Senator for Kogi West
- Incumbent
- Assumed office March 2019
- Preceded by: Dino Melaye

Personal details
- Born: 18 August 1960 (age 65) Kogi State, Nigeria
- Party: APC

= Smart Adeyemi =

Nigerian politician

Smart Adeyemi (born 18 August 1960 at Iyara in Ijumu Local Government Area of Kogi State ) was elected Senator for the Kogi West constituency of Kogi State, Nigeria, taking office on 29 May 2007. He is a member of the APC. Re-elected as senator for the third time on the 30th of November 2019.

==Early years==
Smart Adeyemi was born on 18 August 1960.

He earned a post-graduate diploma in Public Relations, diploma in Law, advanced diploma in Mass Communication, and master's in Public Administration from the Federal University of Technology Owerri, and became a journalist.

He was National President of the Nigerian Union of Journalists from 1999 to 2006.

==Political career==
Adeyemi was elected to the Senate in April 2007. On assuming his Senate seat he was appointed to committees on Privatization, Industry, Federal Character & Inter-Government Affairs (Chairman), Federal Capital Territory and Appropriation. He was also appointed vice chairman of the Northern Senators Forum.

In a mid-term evaluation of Senators in May 2009, ThisDay noted that Adeyemi had worked on bills on the State of the Nation Address and the Code of Conduct Bureau and Tribunal Act amendment, and sponsored three motions.

In May 2010 the Daily Sun said Adeyemi had asked the Economic and Financial Crimes Commission (EFCC) to start an investigation of members of the National Assembly who he alleged were corrupt. Adeyemi said that he had been misquoted. He said, "I never said this National Assembly is corrupt [...] but if there are a few that are corrupt the EFCC should go ahead to expose them."

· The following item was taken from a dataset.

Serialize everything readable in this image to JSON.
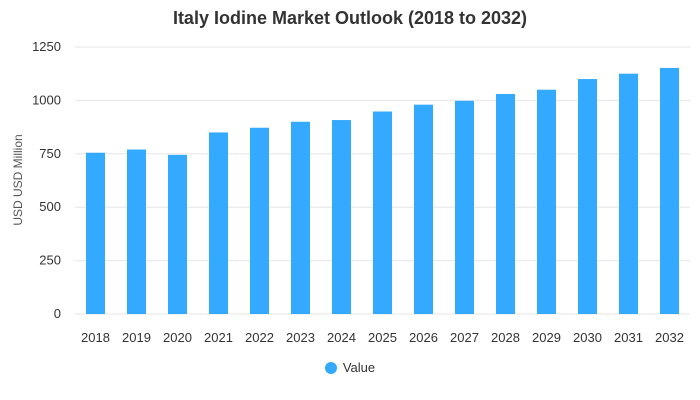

Despite his denial, Senate President David Mark announced a six-man ad hoc committee to investigate the issue, describing it as serious allegation. The committee was to be chaired by Senate Chief Whip Kanti Bello and to include Senators Ayogu Eze, Olorunnimbe Mamora, James Manager, Adamu Talba and Zainab Kure.

Adeyemi's allegation was similar to one made by Senator Nuhu Aliyu from Niger State in January 2008, which caused a similar strong reaction from the other legislators.

Adeyemi won the PDP primary to compete for re-election as Kogi West Senator in the April 2011 elections.
However, a court nullified the PDP primary election on 4 April 2011, saying it did not follow due process as defined in the electoral act.

A fresh primary was run on 7 April, in which Adeyemi defeated his opponent Abiye Abinso by 1,124 votes to two.
In the elections of 9 April 2011, Adeyemi retained his seat.

Adeyemi recently won for the third time, a senatorial seat to represent Kogi West Senatorial District; defeating Senator Dino Melaye in a supplementary election ordered by the country's apex court, for a fresh election to be conducted after Senator Dino Melaye's victory was nullified. Adeyemi won with a margin of over 20,000 votes.